# taz.de -- Kolumne Fernsehen: Jetzt schon Kult, das „Kult“-Verbot
> Kultserien, Kultshows, Kultfilme – das nervigste Wort der Welt gehört
> endlich auf den Index. Wann reagieren Politik und Verbraucherschutz?
IMG Bild: Hat der etwa eine dritte Hand? Nein! Doch! Ooooh! Für die DPA ist Louis de Funes Kult.
Der Rundfunkstaatsvertrag regelt quasi alles. Er verbietet beispielsweise
ein Navi mit der Stimme von „Tagesthemen“-Sprecherin Caren Miosga, denn die
Öffentlich-Rechtlichen dürfen keine Routenplaner anbieten. Diese
Beschränkung dürfte den ARD-Chef Lutz Marmor ebenso fuchsen wie der
Umstand, dass ARD, ZDF und Deutschlandradio auch keine Branchenregister und
-verzeichnisse sowie Business-Networks anlegen dürfen (alles geregelt in
der Anlage zu Paragraf 11d Absatz 5 Satz 4).

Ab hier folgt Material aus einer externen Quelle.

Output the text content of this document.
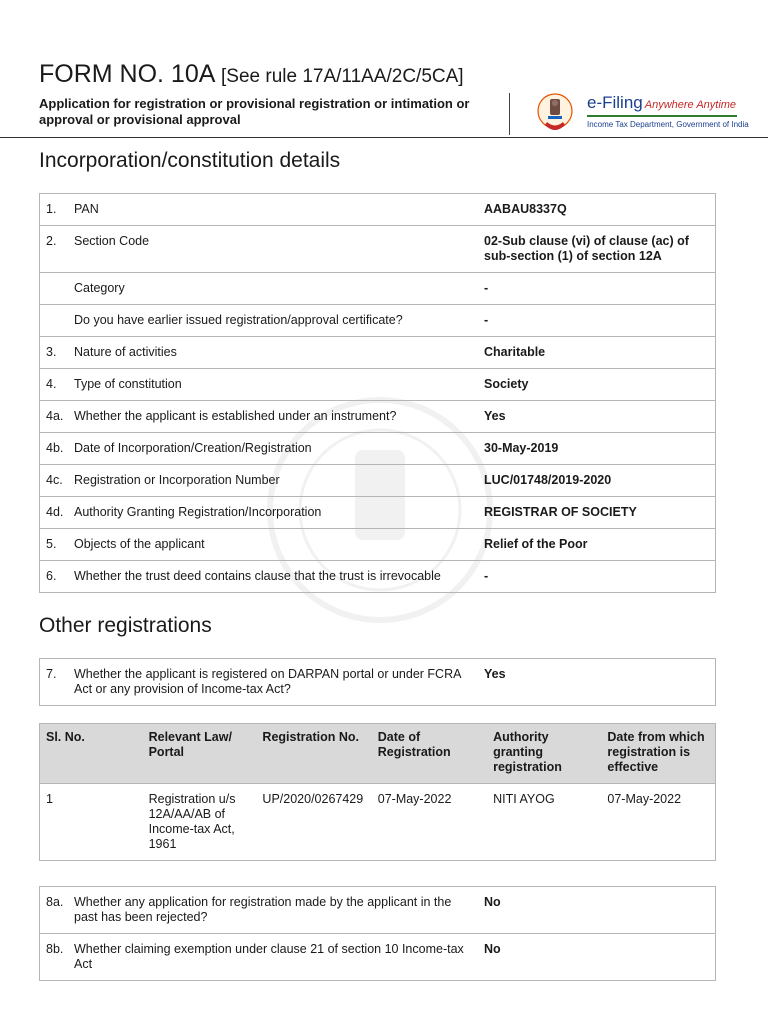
FORM NO. 10A [See rule 17A/11AA/2C/5CA]
Application for registration or provisional registration or intimation or approval or provisional approval
e-Filing Anywhere Anytime
Income Tax Department, Government of India
Incorporation/constitution details
1.	PAN	AABAU8337Q
2.	Section Code	02-Sub clause (vi) of clause (ac) of sub-section (1) of section 12A
	Category	-
	Do you have earlier issued registration/approval certificate?	-
3.	Nature of activities	Charitable
4.	Type of constitution	Society
4a.	Whether the applicant is established under an instrument?	Yes
4b.	Date of Incorporation/Creation/Registration	30-May-2019
4c.	Registration or Incorporation Number	LUC/01748/2019-2020
4d.	Authority Granting Registration/Incorporation	REGISTRAR OF SOCIETY
5.	Objects of the applicant	Relief of the Poor
6.	Whether the trust deed contains clause that the trust is irrevocable	-
Other registrations
7.	Whether the applicant is registered on DARPAN portal or under FCRA Act or any provision of Income-tax Act?	Yes
Sl. No.	Relevant Law/ Portal	Registration No.	Date of Registration	Authority granting registration	Date from which registration is effective
1	Registration u/s 12A/AA/AB of Income-tax Act, 1961	UP/2020/0267429	07-May-2022	NITI AYOG	07-May-2022
8a.	Whether any application for registration made by the applicant in the past has been rejected?	No
8b.	Whether claiming exemption under clause 21 of section 10 Income-tax Act	No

Auch die Privaten bekommen Auflagen mit: Zum Beispiel müssen sie „den
Evangelischen Kirchen, der Katholischen Kirche und den Jüdischen Gemeinden
… auf Wunsch angemessene Sendezeiten zur Übertragung religiöser Sendungen
einräumen“ (Paragraf 42). Selbstverständlich dürfen diese Übertragungen von
Gottesdiensten nicht durch Werbung unterbrochen werden (Paragraf 7 Absatz
1). Obwohl „Nach nur einem Spot geht’s weiter mit dem ’Amen‘“ schon was
hätte. Tja, geht nicht. Pech gehabt, RTL.
Bei all diesen Vorgaben, Verboten und Strafandrohungen fragt man sich als
gepeinigter Zuschauer, ob zwischen den 64 Paragrafen nicht auch ein
Plätzchen für das Verbot des Wortes „Kult“ frei wäre. Am besten gleich für
alle Medien, die Bewegtbildinhalte anbieten oder über solche berichten.
Für Arte ist beispielsweise „Lilyhammer“ eine „Kultserie“ – noch bevor sie
jemals im deutschen Free-TV zu sehen war (das übernimmt Arte ab Ende
Oktober schließlich selbst). Bei Myvideo.de wird „Verliebt in Berlin“ als
„Kultserie“ angepriesen. Kein „Twin Peaks“-Artikel kommt ohne den Zusatz
„Kultserie“ aus. Für RP Online ist „Mad Men“ eine ebensolche. Wir warten
auf die erste Serie, die nicht Kult ist.
## Kultshows? Meistens Mist
Und dann gibt‘s da ja noch die „Kultshows“. Ein kleiner Ausschnitt:
„Wetten, dass..?“ (ZDF), „Geld oder Liebe“ (WDR), „Gandia Shore“ (MTV).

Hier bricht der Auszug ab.